Tuesday, October 12, 2010

October 12, 1692 – Phips Orders Inquisition

Upon his confirmation as Governor of the Massachusetts colony on May 4, 1692, William Phips found a state of uproar. Settlers hungry for land to feed their growing families pushed north and westward into the frontier, provoking attacks from the Indians. Internally, panic had seized the town of Salem and seemed to be spreading as witchcraft had violently found its way into the colony.

On May 29, he ordered a Court of Oyer and Terminer to settle the matter. He appointed judges to listen to the accusations promoted by girls afflicted with seizures and weigh their opinions against the supposed witches. By June 8, Bridget Bishop was the first witch convicted, later to be hanged. While Phips, the former sea captain, anticipated the court to be the end of witchcraft, it only spread more panic. Suspicions arose that the fear of witches brought false accusations that led to great advantages when the accusers seized valuable property.

Through the summer, witch after witch was accused and many were hanged. Several died in prison and others while undergoing torture to secure confessions. After all, if a witch were to confess, the soul might be saved while the body was punished. Better an innocent soul to be in Heaven than a guilty person freely walking the earth under the Devil’s domain. While the puritanical logic seemed sound, the system came under increasing question.

The Mathers, Cotton and his father Increase, were some of the first to speak up over the questions of “spectral evidence” used in the court. As early as June 15, Cotton Mather, wrote to the court warning of hearing testimony that was “spectral”, or simply dreams and visions made by the accuser that could so easily be fabricated. His advice was mostly ignored, though the name was held in esteem. Cotton is often understood as something of the beginning of the crackdown on witchcraft by the publication of his book Remarkable Providences in 1688, which brought the notion of warning dreams to the minds of so many.

On October 3, Increase Mather, who was President of Harvard College, publically denounced spectral evidence. When he had heard the opinion of Mather, Phips decided that the rampant trials had gone so far as madness. He placed a moratorium on proceedings and cited the “danger some of their innocent subjects might be exposed to” based on this lack of evidence that may simply have been fear-mongering by the accusers in a letter to the Privy Council of the Crown. In same letter, he outlined his plan to begin a new system of finding and judging witches.

The same day, October 12, Phips asked Cotton Mather to head an inquisition to establish a logical and “scientiffik” method of determining witchcraft. Cotton agreed, and the formal study of witch-hunting came to the colony. Initially, Cotton worked on the cases at hand, advising the Court of Oyer and Terminer until its dissolution weeks later. By the end of the month, most of the prisoners were released and higher court proceedings ruled further accused witches innocent. Several witches, however, were proven guilty.
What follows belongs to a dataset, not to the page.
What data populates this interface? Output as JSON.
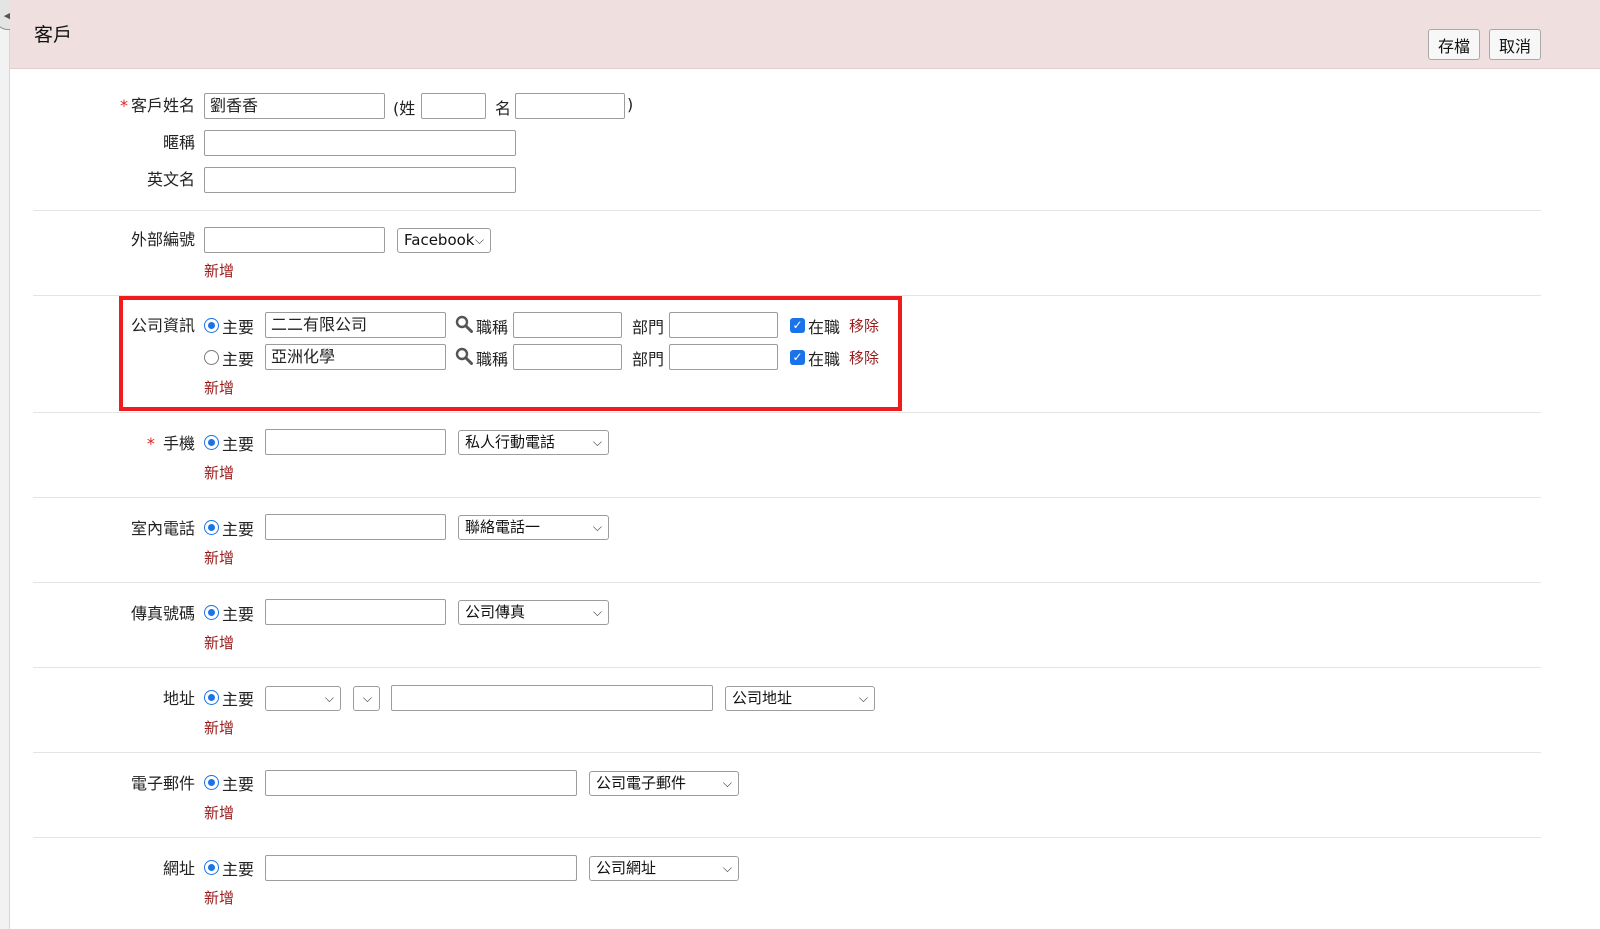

In 1683, Cotton published Wonders of the Invisible World, a guide to his methods of witch-catching. He drew upon numerous sources including first-hand accounts from Salem as well as Glanvill’s Saducismus Triumphatus. Cases against witches could only be drawn on concrete grounds, of which Cotton gave numerous examples. Over the next year, the hysteria of witchcraft settled to vigilance, and Cotton’s investigators traveled throughout the colony researching potential Sabbats, familiars, and unruly women suspected of cavorting with evil powers.

Through the eighteenth century, the numbers of witches found among colonists would dwindle, especially as laws limiting the powers of women were enacted. The investigators gradually shifted their attention to obvious witches in the shaman of the Indians. In numerous altercations, these shamans would fall under assassination, attack, and arrest to end their devilish ways. In the times leading up to the Revolution, the investigators used their skills to root out rebel spies among the Loyalists, leading to a brutal covert war of military intelligence. The American victory ended the work of Mather’s Investigators, and lingering anger over their dominance aided in the passing of many parts of the Bill of Rights, especially in the First (which legalized white magic as religious practice), Fifth, and Seventh Amendments.




In reality, Phips simply shut down the witch hunt. He prohibited arrests and worked toward the pardon of many supposed witches. When the courts were dissolved, the hysteria died away, leaving a lingering spirit of guilt. August 26, 1706, Ann Putnam Jr, who was not one of the first but one of the loudest accusers, stood before Salem Village church and asked forgiveness for her part in what had been a very dark prank.